Из карманов появляются тетрадки, отдельные листики, разнокалиберные блокноты. Все усиленно дышат на ручки, разогревая пасту в стержнях. Наиболее хитрые держат наготове карандаши. Им по-хорошему завидуют.
- Слова знаете?
- Слова есть…
- У меня нет…
- У Кольки перепишешь.
- У Толстого есть!
- Ладно. Учтите, аккорды с концерта переписаны. Есть довольно сложные. Сначала играю быстро, потом по строчкам.
«Мы себе давали слово, не сходить с пути прямого…» - немного гнусавым голосом, подражая Макаревичу, поет парень. Негромко, но достаточно, чтобы мы замолкли, уткнувшись глазами в гитарный гриф, по которому уверенно скользят его, быстро синеющие, пальцы.
Мы под диктовку рисуем аккорды:
- Здесь баре на третьем ладу… потом сразу Ре-минор и До… Это септ-аккорд… пальцы вот так…
У кого-то замерзает ручка, оставляя вместо надписей глубокие царапины… Кто-то рисует «точку» не на той струне, и по школьной привычке пытается перерисовать правильный аккорд у соседа…
Парень с гитарой выпускает облако пара, обогревая руки. Ему еще петь нам про то, что «нет райской птицы среди воронья»…
… А через пару недель Свердловск вздыбило новостью, что во Дворце спорта состоится концерт «Машины Времени».
Билеты достать сложно. Приходится сбегать с уроков, чтобы, притопывая на морозе стоять в длинной очереди. Первые два урока стоит Толстый, потом его сменяем мы со Стасом. После шестого урока приезжает Колька Исайкин и Игорь Макаревич, которому с такой фамилией просто сам Бог велел быть на концерте. И вот мы обладатели пяти билетов. Каким-то чудом нам достаются билеты на последний концерт.
По школе уже ползут новости, что «кто-то был на концерте и там та-а-а-ак классно!!!». Мы не грустим – просто наша очередь еще не дошла. Вот завтра…
Концерт начинается в семь вечера. Ледовый Дворец спорта окружен толпами народа, которому повезло меньше, чем нам:
- Лишнего билетика нет?
- Лишнего нет, - важно говорим мы, давая понять, что билеты у нас есть. Все кроме лишнего.
На нас смотрят с плохо скрываемой завистью.

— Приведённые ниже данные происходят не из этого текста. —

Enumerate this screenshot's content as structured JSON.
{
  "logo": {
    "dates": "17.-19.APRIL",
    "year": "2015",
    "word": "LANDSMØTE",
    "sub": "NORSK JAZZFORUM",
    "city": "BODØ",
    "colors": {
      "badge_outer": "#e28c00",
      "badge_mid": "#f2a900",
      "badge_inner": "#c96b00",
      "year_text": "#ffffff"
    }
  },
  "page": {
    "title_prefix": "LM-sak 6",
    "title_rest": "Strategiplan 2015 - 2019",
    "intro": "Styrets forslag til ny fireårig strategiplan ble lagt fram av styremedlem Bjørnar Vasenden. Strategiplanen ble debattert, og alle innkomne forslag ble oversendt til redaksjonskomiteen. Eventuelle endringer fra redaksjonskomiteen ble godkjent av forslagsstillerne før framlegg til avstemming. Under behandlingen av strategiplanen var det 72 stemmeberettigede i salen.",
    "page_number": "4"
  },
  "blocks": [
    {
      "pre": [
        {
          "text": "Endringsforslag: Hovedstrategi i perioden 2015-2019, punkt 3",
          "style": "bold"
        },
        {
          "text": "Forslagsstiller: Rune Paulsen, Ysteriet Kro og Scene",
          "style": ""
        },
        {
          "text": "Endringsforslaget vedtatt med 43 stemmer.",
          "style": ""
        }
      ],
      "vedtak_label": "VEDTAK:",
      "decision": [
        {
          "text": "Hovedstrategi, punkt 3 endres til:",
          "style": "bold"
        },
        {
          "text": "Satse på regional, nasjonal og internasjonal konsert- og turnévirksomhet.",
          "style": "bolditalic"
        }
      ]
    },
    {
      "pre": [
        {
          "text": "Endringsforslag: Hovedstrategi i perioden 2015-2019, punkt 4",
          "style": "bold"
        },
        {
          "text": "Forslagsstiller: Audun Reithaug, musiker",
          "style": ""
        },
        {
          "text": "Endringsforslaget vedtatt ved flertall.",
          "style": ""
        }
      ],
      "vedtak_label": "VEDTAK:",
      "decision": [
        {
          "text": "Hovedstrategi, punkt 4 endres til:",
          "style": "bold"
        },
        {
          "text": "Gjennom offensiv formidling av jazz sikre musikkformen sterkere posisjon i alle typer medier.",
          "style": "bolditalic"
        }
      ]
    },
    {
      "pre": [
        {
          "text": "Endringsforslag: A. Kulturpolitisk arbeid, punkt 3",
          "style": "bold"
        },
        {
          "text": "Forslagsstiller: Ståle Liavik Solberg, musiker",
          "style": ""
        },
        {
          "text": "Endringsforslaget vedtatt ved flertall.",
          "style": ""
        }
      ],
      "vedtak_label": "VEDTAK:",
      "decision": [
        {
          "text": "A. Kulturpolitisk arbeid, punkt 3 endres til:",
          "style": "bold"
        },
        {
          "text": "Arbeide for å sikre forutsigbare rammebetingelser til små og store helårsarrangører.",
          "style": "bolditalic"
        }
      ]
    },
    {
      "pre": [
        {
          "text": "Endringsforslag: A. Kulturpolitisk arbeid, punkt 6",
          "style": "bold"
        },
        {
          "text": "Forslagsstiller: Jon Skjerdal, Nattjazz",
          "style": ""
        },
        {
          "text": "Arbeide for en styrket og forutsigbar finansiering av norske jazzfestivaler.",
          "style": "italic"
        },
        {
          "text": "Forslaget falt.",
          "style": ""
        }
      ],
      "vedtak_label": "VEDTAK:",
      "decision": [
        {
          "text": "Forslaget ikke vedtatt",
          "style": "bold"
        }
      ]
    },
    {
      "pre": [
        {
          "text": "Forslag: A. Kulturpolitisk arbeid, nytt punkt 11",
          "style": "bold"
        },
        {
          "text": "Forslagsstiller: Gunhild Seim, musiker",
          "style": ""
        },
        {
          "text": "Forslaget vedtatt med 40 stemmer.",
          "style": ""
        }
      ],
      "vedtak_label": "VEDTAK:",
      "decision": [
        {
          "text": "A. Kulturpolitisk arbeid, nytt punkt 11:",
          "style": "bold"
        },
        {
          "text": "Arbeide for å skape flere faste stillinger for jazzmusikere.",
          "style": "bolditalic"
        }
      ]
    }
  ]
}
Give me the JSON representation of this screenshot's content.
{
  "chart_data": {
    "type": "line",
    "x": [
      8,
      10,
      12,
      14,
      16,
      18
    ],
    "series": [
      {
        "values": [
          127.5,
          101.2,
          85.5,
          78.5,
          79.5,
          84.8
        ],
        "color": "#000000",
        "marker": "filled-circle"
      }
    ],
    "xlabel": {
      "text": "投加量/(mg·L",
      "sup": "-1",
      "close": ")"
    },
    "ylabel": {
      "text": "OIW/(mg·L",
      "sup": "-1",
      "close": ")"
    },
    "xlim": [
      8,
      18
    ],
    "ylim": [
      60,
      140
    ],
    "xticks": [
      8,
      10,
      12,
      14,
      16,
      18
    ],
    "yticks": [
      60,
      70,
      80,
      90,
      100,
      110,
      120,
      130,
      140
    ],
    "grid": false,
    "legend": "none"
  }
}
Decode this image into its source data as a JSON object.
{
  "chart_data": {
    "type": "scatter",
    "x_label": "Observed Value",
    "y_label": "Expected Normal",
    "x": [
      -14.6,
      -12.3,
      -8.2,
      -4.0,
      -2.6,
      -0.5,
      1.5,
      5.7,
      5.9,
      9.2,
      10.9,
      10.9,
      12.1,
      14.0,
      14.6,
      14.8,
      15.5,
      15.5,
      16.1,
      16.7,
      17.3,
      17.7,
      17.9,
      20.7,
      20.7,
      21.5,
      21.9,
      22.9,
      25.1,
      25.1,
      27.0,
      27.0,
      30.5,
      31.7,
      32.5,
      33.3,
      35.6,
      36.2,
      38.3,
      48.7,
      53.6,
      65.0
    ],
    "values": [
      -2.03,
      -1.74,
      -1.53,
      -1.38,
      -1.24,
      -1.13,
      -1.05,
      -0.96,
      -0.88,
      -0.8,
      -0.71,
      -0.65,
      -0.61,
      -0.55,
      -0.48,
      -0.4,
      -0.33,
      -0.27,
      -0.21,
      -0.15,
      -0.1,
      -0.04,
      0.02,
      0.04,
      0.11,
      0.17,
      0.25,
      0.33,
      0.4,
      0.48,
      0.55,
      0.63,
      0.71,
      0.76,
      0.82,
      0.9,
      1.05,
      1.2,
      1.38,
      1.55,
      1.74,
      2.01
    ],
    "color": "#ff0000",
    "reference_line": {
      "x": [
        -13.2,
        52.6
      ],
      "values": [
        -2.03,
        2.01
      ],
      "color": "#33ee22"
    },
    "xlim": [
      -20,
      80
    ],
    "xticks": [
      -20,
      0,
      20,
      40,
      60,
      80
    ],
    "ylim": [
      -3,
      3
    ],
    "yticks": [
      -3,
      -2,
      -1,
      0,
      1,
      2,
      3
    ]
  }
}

Естественно прибываем за час до начала. Дав оторвать с бесценных билетов, которые клянемся оставить на память на всю жизнь, контрольные полоски, проходим в огромный гулкий вестибюль, где пьем «Жигулевское» и распределяем роли:
- Толстый, ты смотришь аккорды куплета, а во время припева их записываешь.
- Угу. А кто слова пишет?
- Боб куплет, я припев. Макаревич аккорды куплета.
Все согласно кивают. Этот расклад оговаривался много раз. У нас два армейских бинокля, куча карандашей, ручек и блокнотов.
Поддаваясь общей суете, проходим на ледовую арену, от которой веет холодом. Тем не менее, Макаревич со Стасом с удовольствием жуют мороженое. Толстый крутит бинокль, настраивая резкость.
Как и положено, в первом отделении гремит какой-то «разогрев», который если и был в афише, то ОЧЕНЬ маленькими буквами. Народ нетерпеливо смотрит на часы, вычисляя сколько же будет играть «Машина времени», если прибавить еще и антракт… Иногда раздается свист. В сторону источника непозволительного в советских культурных учреждениях звука, устремляются негодующие взгляды стражей порядка. Их много.
На ледовом поле тоже стоят ряды сидений, отделенные от сцены полосой голубого льда. Под этими рядами положен деревянный настил, но там все равно холодно, как на зимней рыбалке. Мы сидим примерно по центру какого-то бокового сектора, слева от сцены. У нас отличный обзор, но звук немного хромает по сравнению со звуком в партере.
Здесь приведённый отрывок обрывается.